Going easy on client PCs
A security solution constantly has to work in the background, monitoring processes and scanning files. Most solutions perform their work without slowing down MacOS – but not all. In the test category of performance, the lab examined how heavily each individual package affects the speed of the system. For the measurements on a reference system, numerous applications were launched and operations performed. In addition, files were copied locally and into the network. All the times required for the routines were written down and served as parameters for comparison. Afterwards, all the respective steps were repeated with active security solutions.
For consumers, the security packages from Bitdefender, Intego, Symantec and Trend Micro put their best foot forward and received a maximum 6 points as a result. Kaspersky Lab still managed to achieve an excellent 5.5 points. Avira and F-Secure slightly slowed down the system and only achieved 5 points. Avast slowed down MacOS too heavily: only 4 points.
For corporate products, the solutions from Bitdefender, McAfee and SentinelOne demonstrated that their effects on system performance are hardly measurable: 6 points. Only the package from Sophos caused a dip in performance in the client, which led to a reduction to 5 points.
Protected the Mac in the test in all categories without errors – this earned the maximum 18 points
' tabindex='0'>Bitdefender AntivirusProtected the Mac in the test in all categories without errors – this earned the maximum 18 points
Usb wired mouse for macbook. Macally USB Wired Mouse with 3 Button, Scroll Wheel, & 5 Foot Long Cord, Compatible with Apple Macbook Pro / Air, iMac, Mac Mini, Laptops, Desktop Computer.
The package for home users worked without a glitch – 18 points
' tabindex='0'>Intego VirusBarrierThe package for home users worked without a glitch – 18 points
The client-server solution excelled in the test with the highest achievable point score
The client-server solution excelled in the test with the highest achievable point score
In the test, the business solution reached a top score with 18 points
' tabindex='0'>SentinelOne Next Generation Endpoint SecurityIn the test, the business solution reached a top score with 18 points
2
Intego VirusBarrier
4
SentinelOne Next Generation Endpoint Security
High degree of reliability, no false alarms
If protection packages overreact, a normal application program can be quickly labelled as a threat. False alarms like these are unsettling to consumers and possibly lead to downtime costs in companies. That is why the lab examined the following: dozens of applications were installed under each installed security solution.
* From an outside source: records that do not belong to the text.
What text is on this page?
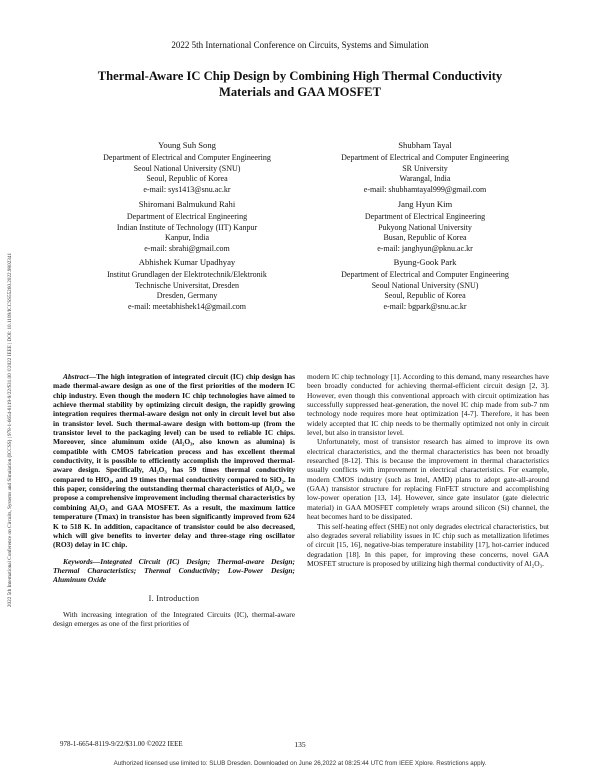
2022 5th International Conference on Circuits, Systems and Simulation
Thermal-Aware IC Chip Design by Combining High Thermal Conductivity
Materials and GAA MOSFET
2022 5th International Conference on Circuits, Systems and Simulation (ICCSS) | 978-1-6654-8119-9/22/$31.00 ©2022 IEEE | DOI: 10.1109/ICCSS55260.2022.9802341
Young Suh Song
Department of Electrical and Computer Engineering
Seoul National University (SNU)
Seoul, Republic of Korea
e-mail: sys1413@snu.ac.kr
Shubham Tayal
Department of Electrical and Computer Engineering
SR University
Warangal, India
e-mail: shubhamtayal999@gmail.com
Shiromani Balmukund Rahi
Department of Electrical Engineering
Indian Institute of Technology (IIT) Kanpur
Kanpur, India
e-mail: sbrahi@gmail.com
Jang Hyun Kim
Department of Electrical Engineering
Pukyong National University
Busan, Republic of Korea
e-mail: janghyun@pknu.ac.kr
Abhishek Kumar Upadhyay
Institut Grundlagen der Elektrotechnik/Elektronik
Technische Universitat, Dresden
Dresden, Germany
e-mail: meetabhishek14@gmail.com
Byung-Gook Park
Department of Electrical and Computer Engineering
Seoul National University (SNU)
Seoul, Republic of Korea
e-mail: bgpark@snu.ac.kr

Abstract—The high integration of integrated circuit (IC) chip design has made thermal-aware design as one of the first priorities of the modern IC chip industry. Even though the modern IC chip technologies have aimed to achieve thermal stability by optimizing circuit design, the rapidly growing integration requires thermal-aware design not only in circuit level but also in transistor level. Such thermal-aware design with bottom-up (from the transistor level to the packaging level) can be used to reliable IC chips. Moreover, since aluminum oxide (Al₂O₃, also known as alumina) is compatible with CMOS fabrication process and has excellent thermal conductivity, it is possible to efficiently accomplish the improved thermal-aware design. Specifically, Al₂O₃ has 59 times thermal conductivity compared to HfO₂, and 19 times thermal conductivity compared to SiO₂. In this paper, considering the outstanding thermal characteristics of Al₂O₃, we propose a comprehensive improvement including thermal characteristics by combining Al₂O₃ and GAA MOSFET. As a result, the maximum lattice temperature (Tmax) in transistor has been significantly improved from 624 K to 518 K. In addition, capacitance of transistor could be also decreased, which will give benefits to inverter delay and three-stage ring oscillator (RO3) delay in IC chip.

Keywords—Integrated Circuit (IC) Design; Thermal-aware Design; Thermal Characteristics; Thermal Conductivity; Low-Power Design; Aluminum Oxide

I. Introduction

With increasing integration of the Integrated Circuits (IC), thermal-aware design emerges as one of the first priorities of

modern IC chip technology [1]. According to this demand, many researches have been broadly conducted for achieving thermal-efficient circuit design [2, 3]. However, even though this conventional approach with circuit optimization has successfully suppressed heat-generation, the novel IC chip made from sub-7 nm technology node requires more heat optimization [4-7]. Therefore, it has been widely accepted that IC chip needs to be thermally optimized not only in circuit level, but also in transistor level.

Unfortunately, most of transistor research has aimed to improve its own electrical characteristics, and the thermal characteristics has been not broadly researched [8-12]. This is because the improvement in thermal characteristics usually conflicts with improvement in electrical characteristics. For example, modern CMOS industry (such as Intel, AMD) plans to adopt gate-all-around (GAA) transistor structure for replacing FinFET structure and accomplishing low-power operation [13, 14]. However, since gate insulator (gate dielectric material) in GAA MOSFET completely wraps around silicon (Si) channel, the heat becomes hard to be dissipated.

This self-heating effect (SHE) not only degrades electrical characteristics, but also degrades several reliability issues in IC chip such as metallization lifetimes of circuit [15, 16], negative-bias temperature instability [17], hot-carrier induced degradation [18]. In this paper, for improving these concerns, novel GAA MOSFET structure is proposed by utilizing high thermal conductivity of Al₂O₃.

978-1-6654-8119-9/22/$31.00 ©2022 IEEE	135
Authorized licensed use limited to: SLUB Dresden. Downloaded on June 26,2022 at 08:25:44 UTC from IEEE Xplore. Restrictions apply.
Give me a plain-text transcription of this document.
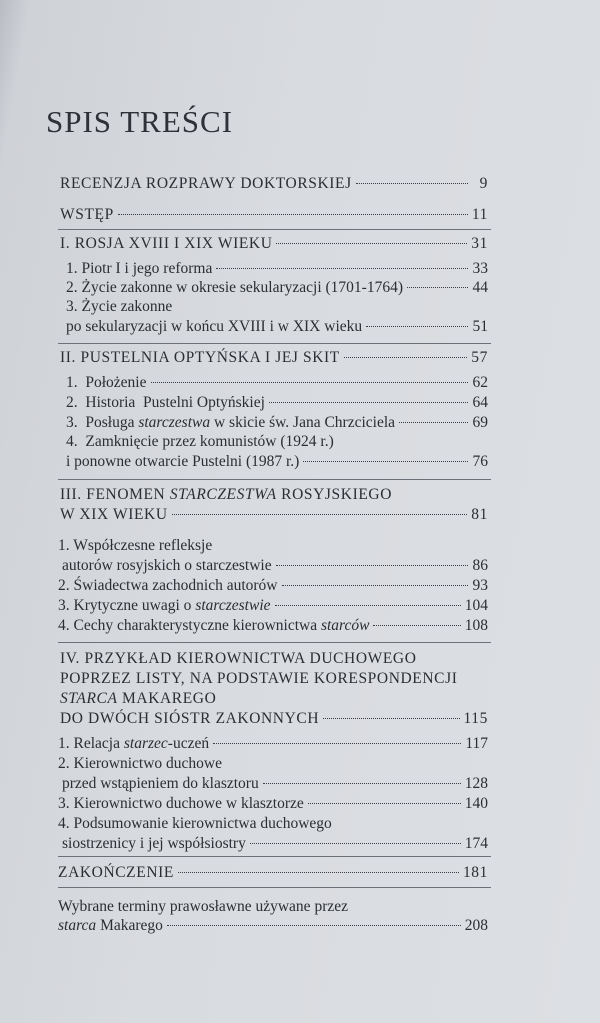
SPIS TREŚCI
RECENZJA ROZPRAWY DOKTORSKIEJ	9
WSTĘP	11
I. ROSJA XVIII I XIX WIEKU	31
1. Piotr I i jego reforma	33
2. Życie zakonne w okresie sekularyzacji (1701-1764)	44
3. Życie zakonne
po sekularyzacji w końcu XVIII i w XIX wieku	51
II. PUSTELNIA OPTYŃSKA I JEJ SKIT	57
1.  Położenie	62
2.  Historia  Pustelni Optyńskiej	64
3.  Posługa starczestwa w skicie św. Jana Chrzciciela	69
4.  Zamknięcie przez komunistów (1924 r.)
i ponowne otwarcie Pustelni (1987 r.)	76
III. FENOMEN STARCZESTWA ROSYJSKIEGO
W XIX WIEKU	81
1. Współczesne refleksje
autorów rosyjskich o starczestwie	86
2. Świadectwa zachodnich autorów	93
3. Krytyczne uwagi o starczestwie	104
4. Cechy charakterystyczne kierownictwa starców	108
IV. PRZYKŁAD KIEROWNICTWA DUCHOWEGO
POPRZEZ LISTY, NA PODSTAWIE KORESPONDENCJI
STARCA MAKAREGO
DO DWÓCH SIÓSTR ZAKONNYCH	115
1. Relacja starzec-uczeń	117
2. Kierownictwo duchowe
przed wstąpieniem do klasztoru	128
3. Kierownictwo duchowe w klasztorze	140
4. Podsumowanie kierownictwa duchowego
siostrzenicy i jej współsiostry	174
ZAKOŃCZENIE	181
Wybrane terminy prawosławne używane przez
starca Makarego	208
In addition, over 4,000 benign programs had to be scanned in the false positive test.
Types Of Tests For Viruses
Hats off to the results: All security programs – for home and business users – performed their routines without one single false alarm. Thus, the lab consistently awarded the maximum 6 points.
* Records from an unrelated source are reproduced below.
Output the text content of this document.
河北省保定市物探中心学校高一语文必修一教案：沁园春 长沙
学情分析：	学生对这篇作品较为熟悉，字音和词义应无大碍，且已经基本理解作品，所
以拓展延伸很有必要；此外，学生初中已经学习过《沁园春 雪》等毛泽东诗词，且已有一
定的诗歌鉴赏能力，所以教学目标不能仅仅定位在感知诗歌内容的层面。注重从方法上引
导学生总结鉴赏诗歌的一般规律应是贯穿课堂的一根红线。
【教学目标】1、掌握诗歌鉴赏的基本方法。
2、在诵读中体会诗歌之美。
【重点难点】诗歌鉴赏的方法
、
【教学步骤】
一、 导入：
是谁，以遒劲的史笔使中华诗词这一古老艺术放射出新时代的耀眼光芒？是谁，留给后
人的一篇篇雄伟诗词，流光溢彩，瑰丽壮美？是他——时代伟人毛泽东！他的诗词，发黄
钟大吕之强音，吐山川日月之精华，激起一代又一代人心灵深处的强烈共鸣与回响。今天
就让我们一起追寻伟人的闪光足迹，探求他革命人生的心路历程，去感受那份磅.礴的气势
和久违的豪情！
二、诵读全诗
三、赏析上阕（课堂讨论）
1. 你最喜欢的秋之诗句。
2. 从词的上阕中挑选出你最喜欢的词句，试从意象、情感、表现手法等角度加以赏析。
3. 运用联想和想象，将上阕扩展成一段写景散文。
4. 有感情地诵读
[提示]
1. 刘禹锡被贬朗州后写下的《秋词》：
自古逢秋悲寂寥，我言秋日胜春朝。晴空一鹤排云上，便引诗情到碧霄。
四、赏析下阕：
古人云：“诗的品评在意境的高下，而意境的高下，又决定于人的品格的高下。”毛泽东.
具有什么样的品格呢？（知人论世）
Well-armed in case of emergencies
More and more Mac users are opting to stay on the safe side and using security software for MacOS. The current statistics on malware growth also recommend this.
Consumers have a wide selection of excellent security software. A total of 4 programs reached the maximum point score of 18. They are from Bitdefender, Intego, Symantec and Trend Micro. Following close behind is the package from Kaspersky Lab, which also comes recommended with 17.5 points.
Test For Viruses Pc
Yet also among the endpoint solutions for companies, 3 products, from Bitdefender, McAfee and SentinelOne, earned the maximum point score. Sophos affected performance slightly in the test on the client PC and had a point taken off as a result. Nonetheless, it still earned an excellent 17 points.